I ask this because I don't believe that zoning on its own has prevented urban sprawl anywhere, and further, that those that have curbed sprawl have succeeded because of the application of growth management techniques to supplement local zoning programs, with zoning doing very little to mitigate sprawl (except perhaps for the very large lot agricultural zoning techniques).
 

Linden Smith

Cyburbian
Messages
141
Points
6
Jerry, you've hit upon one of my pet peeves with this one.

Zoning is a tool, I think it is a mistake to try to use this one tool to do all your work for you. If such a tool could ever be crafted, you wouldn't need planners or planning commissisons anymore. But that ain't gonna happen.

Tools work best whem they are crafted towards the process rather than an expected outcome. Attitudes change, and experience will provide enough different situations to prove that you just cannot anticipate every possible scenario to write a "sprawlbusting" zoning ordinance.

No one tool can accomplish such an objective. Here in Lexington, KY, we use every tool we can think of to shape development to conform to the community vision as expressed in the Comprehensive Plan. Urban Growth Boundary, Zoning Ordinance, Subdivision Regulations, Bylaws, Board of Adjustment, Board of Architectual Review, even building codes all must mesh to effectivly address problems simple or complex.
 

Jerry Weitz

Cyburbian
Messages
77
Points
4
Cool. I won't go into the reasons why I asked this question the way I did, yet I will say it pertains to small communities who are not going to adopt growth management tools, and possibly not even zoning but something less than that. I agree that growth management is most successful when a combination of techniques are used. I think (part of?) your message, Linden, reflects agreement on the point that zoning is unsuccessful on its own at preventing sprawl.
 

mike gurnee

Cyburbian
Messages
3,066
Points
30
The only way to curtail sprawl is for the citizens and officials to want to. It can be done through zoning alone (with a consistent comp plan) if the governing body does not approve inconsistent map amendments.
 

Vlaude

Cyburbian
Messages
440
Points
13
I understand your point and agree with you to an extent, but do you know of any towns that have reduced or halted sprawl using only zoning, keeping consistent with the comp plan?
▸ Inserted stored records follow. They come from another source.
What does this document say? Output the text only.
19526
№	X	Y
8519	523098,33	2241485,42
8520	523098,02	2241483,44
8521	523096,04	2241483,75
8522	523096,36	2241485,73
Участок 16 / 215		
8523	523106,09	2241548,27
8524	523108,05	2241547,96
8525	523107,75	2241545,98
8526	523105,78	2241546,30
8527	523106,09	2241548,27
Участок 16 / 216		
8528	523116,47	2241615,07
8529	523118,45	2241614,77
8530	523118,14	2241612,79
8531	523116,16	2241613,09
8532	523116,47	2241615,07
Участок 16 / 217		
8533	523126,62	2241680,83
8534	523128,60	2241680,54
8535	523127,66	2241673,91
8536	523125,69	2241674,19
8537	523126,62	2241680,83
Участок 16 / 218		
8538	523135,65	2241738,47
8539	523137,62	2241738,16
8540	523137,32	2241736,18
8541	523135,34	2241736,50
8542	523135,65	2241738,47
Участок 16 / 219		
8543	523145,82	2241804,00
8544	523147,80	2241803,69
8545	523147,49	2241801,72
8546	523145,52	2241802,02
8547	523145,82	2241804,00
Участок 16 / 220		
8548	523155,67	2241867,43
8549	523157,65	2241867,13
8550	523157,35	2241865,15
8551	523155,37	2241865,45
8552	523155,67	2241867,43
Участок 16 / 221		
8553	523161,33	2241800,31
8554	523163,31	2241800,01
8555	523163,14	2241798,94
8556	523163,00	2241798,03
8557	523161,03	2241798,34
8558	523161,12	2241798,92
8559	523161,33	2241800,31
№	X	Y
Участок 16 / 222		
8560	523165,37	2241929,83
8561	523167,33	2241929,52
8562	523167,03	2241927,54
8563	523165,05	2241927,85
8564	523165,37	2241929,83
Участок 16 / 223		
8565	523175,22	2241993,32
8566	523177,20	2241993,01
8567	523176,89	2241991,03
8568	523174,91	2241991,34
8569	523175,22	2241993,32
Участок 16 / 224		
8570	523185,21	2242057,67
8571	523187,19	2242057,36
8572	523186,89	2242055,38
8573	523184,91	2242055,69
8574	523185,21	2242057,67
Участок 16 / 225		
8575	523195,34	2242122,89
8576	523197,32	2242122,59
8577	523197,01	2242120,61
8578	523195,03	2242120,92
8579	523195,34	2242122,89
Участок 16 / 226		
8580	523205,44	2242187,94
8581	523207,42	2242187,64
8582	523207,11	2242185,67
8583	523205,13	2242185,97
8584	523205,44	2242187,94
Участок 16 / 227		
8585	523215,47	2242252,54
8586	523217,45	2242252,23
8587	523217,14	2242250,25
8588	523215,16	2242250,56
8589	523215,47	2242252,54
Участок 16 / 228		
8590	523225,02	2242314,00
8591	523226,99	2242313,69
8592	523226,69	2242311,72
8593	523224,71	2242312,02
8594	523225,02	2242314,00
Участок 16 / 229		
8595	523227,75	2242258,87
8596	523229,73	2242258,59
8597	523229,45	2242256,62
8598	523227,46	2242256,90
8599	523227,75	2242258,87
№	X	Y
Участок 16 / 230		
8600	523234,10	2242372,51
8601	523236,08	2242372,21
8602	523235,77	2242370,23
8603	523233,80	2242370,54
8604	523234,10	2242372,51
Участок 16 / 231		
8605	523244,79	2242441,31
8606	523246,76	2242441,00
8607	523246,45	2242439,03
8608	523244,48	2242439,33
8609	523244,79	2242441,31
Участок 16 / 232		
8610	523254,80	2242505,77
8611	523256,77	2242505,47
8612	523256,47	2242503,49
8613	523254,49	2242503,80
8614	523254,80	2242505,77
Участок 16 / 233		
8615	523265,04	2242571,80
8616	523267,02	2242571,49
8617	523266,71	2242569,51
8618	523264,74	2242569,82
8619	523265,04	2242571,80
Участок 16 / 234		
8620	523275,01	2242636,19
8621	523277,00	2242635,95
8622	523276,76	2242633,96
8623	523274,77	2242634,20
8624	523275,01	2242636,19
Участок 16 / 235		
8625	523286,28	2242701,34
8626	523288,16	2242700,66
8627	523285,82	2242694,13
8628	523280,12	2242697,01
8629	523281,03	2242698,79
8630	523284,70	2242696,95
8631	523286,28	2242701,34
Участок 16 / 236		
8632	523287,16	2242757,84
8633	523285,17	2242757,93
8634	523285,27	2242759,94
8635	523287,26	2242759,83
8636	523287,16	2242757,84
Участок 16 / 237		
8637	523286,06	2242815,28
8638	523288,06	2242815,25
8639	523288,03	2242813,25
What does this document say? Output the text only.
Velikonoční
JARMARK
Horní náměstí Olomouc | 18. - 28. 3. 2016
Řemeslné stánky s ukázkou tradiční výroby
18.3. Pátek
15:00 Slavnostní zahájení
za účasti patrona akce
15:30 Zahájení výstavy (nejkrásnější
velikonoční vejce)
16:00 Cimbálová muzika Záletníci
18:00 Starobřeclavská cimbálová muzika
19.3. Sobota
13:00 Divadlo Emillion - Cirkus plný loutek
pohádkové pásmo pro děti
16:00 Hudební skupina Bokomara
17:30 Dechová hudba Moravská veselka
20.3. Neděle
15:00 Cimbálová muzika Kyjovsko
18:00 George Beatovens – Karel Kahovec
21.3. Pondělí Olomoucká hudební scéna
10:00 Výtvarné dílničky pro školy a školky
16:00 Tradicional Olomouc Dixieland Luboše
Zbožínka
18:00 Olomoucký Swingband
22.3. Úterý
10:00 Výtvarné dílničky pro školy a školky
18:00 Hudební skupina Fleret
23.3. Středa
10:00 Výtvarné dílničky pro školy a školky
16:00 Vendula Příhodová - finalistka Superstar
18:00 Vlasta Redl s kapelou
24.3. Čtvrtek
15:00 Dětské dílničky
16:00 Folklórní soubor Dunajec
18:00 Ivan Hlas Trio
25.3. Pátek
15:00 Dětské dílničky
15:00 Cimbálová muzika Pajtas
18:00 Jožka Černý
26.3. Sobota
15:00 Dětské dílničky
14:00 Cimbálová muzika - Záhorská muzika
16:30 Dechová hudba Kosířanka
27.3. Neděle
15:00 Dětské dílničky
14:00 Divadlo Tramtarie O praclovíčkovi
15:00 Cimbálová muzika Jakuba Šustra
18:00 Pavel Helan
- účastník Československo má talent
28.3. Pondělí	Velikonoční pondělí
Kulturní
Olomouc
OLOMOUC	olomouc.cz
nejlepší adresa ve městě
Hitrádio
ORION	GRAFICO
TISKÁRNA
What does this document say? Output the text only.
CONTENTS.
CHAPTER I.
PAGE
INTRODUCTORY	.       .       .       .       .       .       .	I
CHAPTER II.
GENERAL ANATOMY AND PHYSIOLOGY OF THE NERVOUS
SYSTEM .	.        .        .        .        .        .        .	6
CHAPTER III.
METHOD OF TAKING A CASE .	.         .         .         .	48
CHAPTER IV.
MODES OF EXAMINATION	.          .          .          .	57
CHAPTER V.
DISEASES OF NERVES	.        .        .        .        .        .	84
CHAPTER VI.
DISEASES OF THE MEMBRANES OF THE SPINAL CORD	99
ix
Any examples would be great from large cities to small towns.
 

Lee Nellis

Cyburbian
Messages
1,371
Points
28
Urban growth boundaries in Oregon are implemented through zoning consistent with the statewide goals. They are not a separate tool. They key is that, unlike what happens in other UGB schemes I have seen, which address only urban expansion, the Oregon system addresses land use outside the UGB just as thoroughly. My travels in Oregon suggest that the system works, though not equally well in all parts of the state. In the end it truly is a matter of political will. Oregon had it, and with the recent court rulings, we'll get to see if they still have it in 2002.
 

mike gurnee

Cyburbian
Messages
3,066
Points
30
I would have answered: "Not past the next election or next WalMart proposal". Lee has been around more than me--although I might still be right.
 
Messages
1
Points
0
In tamworth we have invested in the cbd, 1.5 km away 11,000 squaare mtrs of residention zoned land , now containing a scholl, is being sought to rezone to business to expand an existing shoppiong cetre thus affectin downtown business.
Any way we an stop this? The council has voted 5 to 2 for, other councillors cannot vote, as they have pecuniary interests.
regards,
rod richardson
 

John Morgan

Member
Messages
4
Points
0
Is anyone aware of communities that give tax credits for new businesses that reuse existing VACANT properties for establishing the new businesses? I am deeply concerned about the build up of new commercial properties while existing properties are vacant and available for use. I'd like to draft a county ordinance that gives tax breaks to businesses that move into vacant commercial properties. Any help with this would be greatly appreciated.